The diagram below depicts the structure of technical work-packages and the overall organization of the work. The project is divided into four primary workpackages: WP1 to WP4, as shown in figure below. WP1 will focus on all architectural framework aspects of the research activities in WP2 and WP3, while WP4 will provide trust and security analysis and feedback to WP1-3.

On the problem solving side, alternative innovative solutions will be addressed in WP2 and WP3, which constitute the core of the research activity. Nevertheless, innovations are expected as a result of the research activities in WP1 and WP4. Specifically, the solution space is divided into two main categories:

• Software only solutions to remote entrusting - WP2
• Combined software/hardware solutions to remote entrusting - WP3

According to the RE-TRUST general approach, an application running on the 1st untrusted machine is enhanced with a secure software module that is responsible for monitoring the authenticity of the application itself. As far as the application is genuine, the secure software module continuously generating secure signatures that are validated by the 2nd entrusting machine (and thereby entrusting the application on the 1st untrusted machine).

Work Package 1 (Architectural Framework) will provide the framework for the design of both SW-based and HW/SW-based methods. Since there are several design alternatives and key expected discoveries, it is too early to carve in stone the specific architecture. Indeed, several architectural alternatives will be investigated in depth. Furthermore, feedback from WP2-4 will be evaluated. Consequently, the architectural development will be done in two phases:

• Phase 1 - initial architectural framework at the beginning of the project - which will constitute the framework for WP2, WP3 research activities;
• Phase 2 - reference architectural design towards the end of the project - which will reflect the scientific/technological findings of WP2, WP3 and WP4 and will be the base for the following activities: (1) proof of concepts, (2) definition of possible, follow-up product solutions, and (3) possible standardization.

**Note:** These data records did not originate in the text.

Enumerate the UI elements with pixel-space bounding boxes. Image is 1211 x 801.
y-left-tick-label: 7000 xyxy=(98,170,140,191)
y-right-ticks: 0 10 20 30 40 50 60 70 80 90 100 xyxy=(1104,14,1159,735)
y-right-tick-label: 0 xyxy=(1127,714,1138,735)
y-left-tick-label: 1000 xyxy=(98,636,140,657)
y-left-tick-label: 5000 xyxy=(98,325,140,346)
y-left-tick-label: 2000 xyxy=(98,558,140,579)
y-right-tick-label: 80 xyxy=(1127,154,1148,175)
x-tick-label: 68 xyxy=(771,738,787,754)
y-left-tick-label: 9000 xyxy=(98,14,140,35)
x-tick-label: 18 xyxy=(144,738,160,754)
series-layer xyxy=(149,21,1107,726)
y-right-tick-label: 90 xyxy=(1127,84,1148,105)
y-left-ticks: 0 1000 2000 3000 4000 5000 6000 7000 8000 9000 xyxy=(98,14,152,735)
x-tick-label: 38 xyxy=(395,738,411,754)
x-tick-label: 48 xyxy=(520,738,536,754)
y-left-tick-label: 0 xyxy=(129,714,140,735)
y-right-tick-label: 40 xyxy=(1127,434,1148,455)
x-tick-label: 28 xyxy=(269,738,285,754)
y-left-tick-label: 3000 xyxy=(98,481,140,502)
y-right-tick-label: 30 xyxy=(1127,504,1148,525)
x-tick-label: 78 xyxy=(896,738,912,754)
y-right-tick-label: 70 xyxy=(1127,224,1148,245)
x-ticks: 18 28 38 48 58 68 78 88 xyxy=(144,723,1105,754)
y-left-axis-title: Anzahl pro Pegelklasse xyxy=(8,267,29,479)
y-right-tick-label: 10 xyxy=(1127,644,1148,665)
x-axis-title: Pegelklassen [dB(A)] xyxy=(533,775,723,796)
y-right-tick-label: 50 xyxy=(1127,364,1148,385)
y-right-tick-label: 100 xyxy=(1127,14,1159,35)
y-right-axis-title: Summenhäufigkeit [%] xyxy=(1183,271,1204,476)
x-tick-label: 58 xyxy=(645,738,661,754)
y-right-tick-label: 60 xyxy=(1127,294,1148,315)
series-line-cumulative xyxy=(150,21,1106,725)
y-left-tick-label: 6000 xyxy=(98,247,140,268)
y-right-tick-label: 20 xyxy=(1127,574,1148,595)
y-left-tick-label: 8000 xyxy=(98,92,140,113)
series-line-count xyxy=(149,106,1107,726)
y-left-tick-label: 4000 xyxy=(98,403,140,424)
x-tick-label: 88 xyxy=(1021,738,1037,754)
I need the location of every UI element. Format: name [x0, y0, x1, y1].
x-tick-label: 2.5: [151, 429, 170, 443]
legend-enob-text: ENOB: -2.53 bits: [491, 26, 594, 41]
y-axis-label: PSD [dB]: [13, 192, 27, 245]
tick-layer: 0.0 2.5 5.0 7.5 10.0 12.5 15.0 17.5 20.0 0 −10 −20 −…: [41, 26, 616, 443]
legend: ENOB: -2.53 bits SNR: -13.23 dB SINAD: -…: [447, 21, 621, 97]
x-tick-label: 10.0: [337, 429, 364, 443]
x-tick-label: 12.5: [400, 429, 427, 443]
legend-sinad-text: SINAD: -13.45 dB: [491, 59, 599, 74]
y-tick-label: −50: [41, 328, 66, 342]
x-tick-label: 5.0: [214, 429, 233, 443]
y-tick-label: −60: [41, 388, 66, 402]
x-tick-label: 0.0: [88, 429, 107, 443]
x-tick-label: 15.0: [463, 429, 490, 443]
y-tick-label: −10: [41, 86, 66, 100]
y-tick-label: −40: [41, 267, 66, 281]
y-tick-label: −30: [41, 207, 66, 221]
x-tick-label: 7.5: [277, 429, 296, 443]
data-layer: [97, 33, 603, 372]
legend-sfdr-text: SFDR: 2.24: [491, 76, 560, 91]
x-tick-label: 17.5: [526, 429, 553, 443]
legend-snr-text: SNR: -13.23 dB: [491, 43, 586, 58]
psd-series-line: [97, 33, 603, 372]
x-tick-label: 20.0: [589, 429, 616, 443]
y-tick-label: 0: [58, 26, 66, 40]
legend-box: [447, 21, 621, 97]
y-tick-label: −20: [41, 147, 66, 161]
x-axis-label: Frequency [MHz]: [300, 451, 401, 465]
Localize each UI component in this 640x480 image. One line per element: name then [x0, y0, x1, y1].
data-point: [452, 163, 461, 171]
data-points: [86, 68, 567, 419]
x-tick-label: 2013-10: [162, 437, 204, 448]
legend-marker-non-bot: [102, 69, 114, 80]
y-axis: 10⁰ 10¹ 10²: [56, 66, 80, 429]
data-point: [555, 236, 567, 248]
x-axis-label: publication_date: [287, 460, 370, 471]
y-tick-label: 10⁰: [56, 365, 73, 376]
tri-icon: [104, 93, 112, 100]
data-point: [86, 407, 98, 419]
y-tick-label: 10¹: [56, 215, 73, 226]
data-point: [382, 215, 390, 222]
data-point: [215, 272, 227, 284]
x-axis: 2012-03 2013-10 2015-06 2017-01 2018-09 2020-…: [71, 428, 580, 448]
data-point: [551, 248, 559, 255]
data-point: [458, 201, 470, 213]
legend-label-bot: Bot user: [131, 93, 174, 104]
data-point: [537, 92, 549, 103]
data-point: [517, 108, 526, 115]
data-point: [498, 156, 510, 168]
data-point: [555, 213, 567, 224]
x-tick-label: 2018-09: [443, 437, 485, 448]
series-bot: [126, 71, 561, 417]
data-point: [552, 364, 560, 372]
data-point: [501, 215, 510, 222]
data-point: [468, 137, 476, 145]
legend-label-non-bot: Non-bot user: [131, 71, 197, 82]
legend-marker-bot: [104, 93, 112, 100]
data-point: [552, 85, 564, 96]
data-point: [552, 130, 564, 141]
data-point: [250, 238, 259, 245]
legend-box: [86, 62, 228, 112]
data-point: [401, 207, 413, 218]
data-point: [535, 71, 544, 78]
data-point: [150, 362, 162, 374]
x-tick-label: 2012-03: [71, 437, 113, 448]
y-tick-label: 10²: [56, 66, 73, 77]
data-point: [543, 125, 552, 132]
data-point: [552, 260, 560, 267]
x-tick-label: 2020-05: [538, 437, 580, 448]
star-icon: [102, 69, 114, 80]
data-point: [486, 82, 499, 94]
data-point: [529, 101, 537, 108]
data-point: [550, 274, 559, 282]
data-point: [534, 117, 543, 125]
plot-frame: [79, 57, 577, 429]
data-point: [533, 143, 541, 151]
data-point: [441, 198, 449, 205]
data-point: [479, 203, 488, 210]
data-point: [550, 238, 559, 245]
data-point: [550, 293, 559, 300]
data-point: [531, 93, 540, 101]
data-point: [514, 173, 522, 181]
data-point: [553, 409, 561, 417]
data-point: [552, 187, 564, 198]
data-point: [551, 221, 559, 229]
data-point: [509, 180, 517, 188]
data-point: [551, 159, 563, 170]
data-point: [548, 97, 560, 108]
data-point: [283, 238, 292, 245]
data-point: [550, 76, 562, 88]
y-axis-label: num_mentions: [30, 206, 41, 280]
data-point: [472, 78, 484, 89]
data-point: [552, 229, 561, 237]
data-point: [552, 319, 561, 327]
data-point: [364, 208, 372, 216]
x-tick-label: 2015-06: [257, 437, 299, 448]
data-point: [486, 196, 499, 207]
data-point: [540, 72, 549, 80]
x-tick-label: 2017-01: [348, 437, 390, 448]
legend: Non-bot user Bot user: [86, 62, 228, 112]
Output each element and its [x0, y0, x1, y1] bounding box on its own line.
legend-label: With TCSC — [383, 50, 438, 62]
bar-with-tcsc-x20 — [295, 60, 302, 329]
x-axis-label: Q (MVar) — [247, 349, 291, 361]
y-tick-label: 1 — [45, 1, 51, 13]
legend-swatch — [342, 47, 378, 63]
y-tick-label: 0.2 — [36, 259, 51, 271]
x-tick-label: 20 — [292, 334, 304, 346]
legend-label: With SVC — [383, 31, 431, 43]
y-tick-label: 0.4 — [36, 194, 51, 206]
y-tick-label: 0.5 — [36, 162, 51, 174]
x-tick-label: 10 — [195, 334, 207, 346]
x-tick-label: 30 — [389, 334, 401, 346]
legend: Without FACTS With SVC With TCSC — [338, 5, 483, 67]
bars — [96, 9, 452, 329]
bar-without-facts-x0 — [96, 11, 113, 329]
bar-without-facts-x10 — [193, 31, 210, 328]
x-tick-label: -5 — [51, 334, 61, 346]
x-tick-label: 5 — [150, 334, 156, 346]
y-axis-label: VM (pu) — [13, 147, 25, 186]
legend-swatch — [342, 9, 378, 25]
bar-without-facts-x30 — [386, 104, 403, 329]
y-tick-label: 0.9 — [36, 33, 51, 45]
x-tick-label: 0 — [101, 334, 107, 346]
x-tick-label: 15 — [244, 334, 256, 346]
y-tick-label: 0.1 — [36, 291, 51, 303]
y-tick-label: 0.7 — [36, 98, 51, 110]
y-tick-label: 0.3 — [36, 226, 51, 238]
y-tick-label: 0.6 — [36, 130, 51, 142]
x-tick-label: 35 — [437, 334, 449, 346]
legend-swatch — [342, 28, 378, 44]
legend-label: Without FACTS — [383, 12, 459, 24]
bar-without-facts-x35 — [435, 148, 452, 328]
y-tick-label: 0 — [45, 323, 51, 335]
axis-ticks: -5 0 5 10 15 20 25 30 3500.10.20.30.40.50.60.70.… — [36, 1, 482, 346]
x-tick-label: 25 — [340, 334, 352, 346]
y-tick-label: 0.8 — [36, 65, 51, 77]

Work Package 2 (SW-method) investigates software-only methodologies for realizing the above-mentioned principle (see details in Section B.1). In particular, WP2 addresses two objectives: (1) the secure software module should be combined (interlocked) in a secure way with the original application, and (2) the combined module must be robust against tampering (i.e., tamper resistance - TR). The first challenge will be dealt with by means of SW dependability techniques (e.g., for software faults detection). Tampering attacks are similar to random faults with the major difference that they are intentional (not accidental). Consequently, software dependability techniques are applicable to the trust domain as defined in RE-TRUST. Finally, note that software dependability techniques are traditionally applied to a compiled code (e.g., C and C++). An additional challenge in this task will be to extend the above-mentioned techniques to an interpreted code (e.g., C# and Java).

The second above objective will be addressed with two complimentary techniques: (2a) tamper resistance through software-based techniques, like source and binary obfuscation, and (2b) tamper avoidance, by dynamically replacing (parts of) secure software module, hence limiting the module lifetime (thus, also the tampering duration).

Work Package 3 (HW/SW method) investigates tamper resistance methodologies combining hardware and software. With this approach, relatively inexpensive and widely available hardware modules, such as smart cards or Trusted Platform Modules (TPMs) can be used to strengthen and improve the software-only protection method (as studied in WP2). A wide spectrum of possible solutions will be investigated ranging from low to high trust protection. This ranges from the hardware performing only some central operations (e.g., public key cryptography) to directly controlling the execution of major parts of the application, where the (untrusted) computer only stores encrypted code and data.

Work Package 4 (Analysis) will evaluate the soundness of the scientific results in WP1, WP2 and WP3 and assess the effectiveness and the robustness of results. Particularly, WP4 will focus on trust and security analysis of the tamper resistance techniques that will be designed in WP2 and WP3, and consequently, will provide feedback to the overall solution architecture in WP1. The work package has the following main objectives:

• To provide trust analysis for both SW-based and SW/HW-based methods.
• To define metrics for reverse engineering complexity for some techniques such as code replacement and obfuscation.
• To provide a comparative analysis between RE-TRUST and trusted computing (TC).
• To explore trust and security vulnerabilities that are exploitable if the operating system (OS) is untrusted.
• To analyze the need for remote entrusting by showing why the existing protocols do not address or solve the central problems addressed in RE-TRUST project. The analysis includes specific guidelines on how existing security protocols (e.g., IPSec, SSL/TLS) can be enhanced with remote entrusting techniques developed in WP2 and WP3.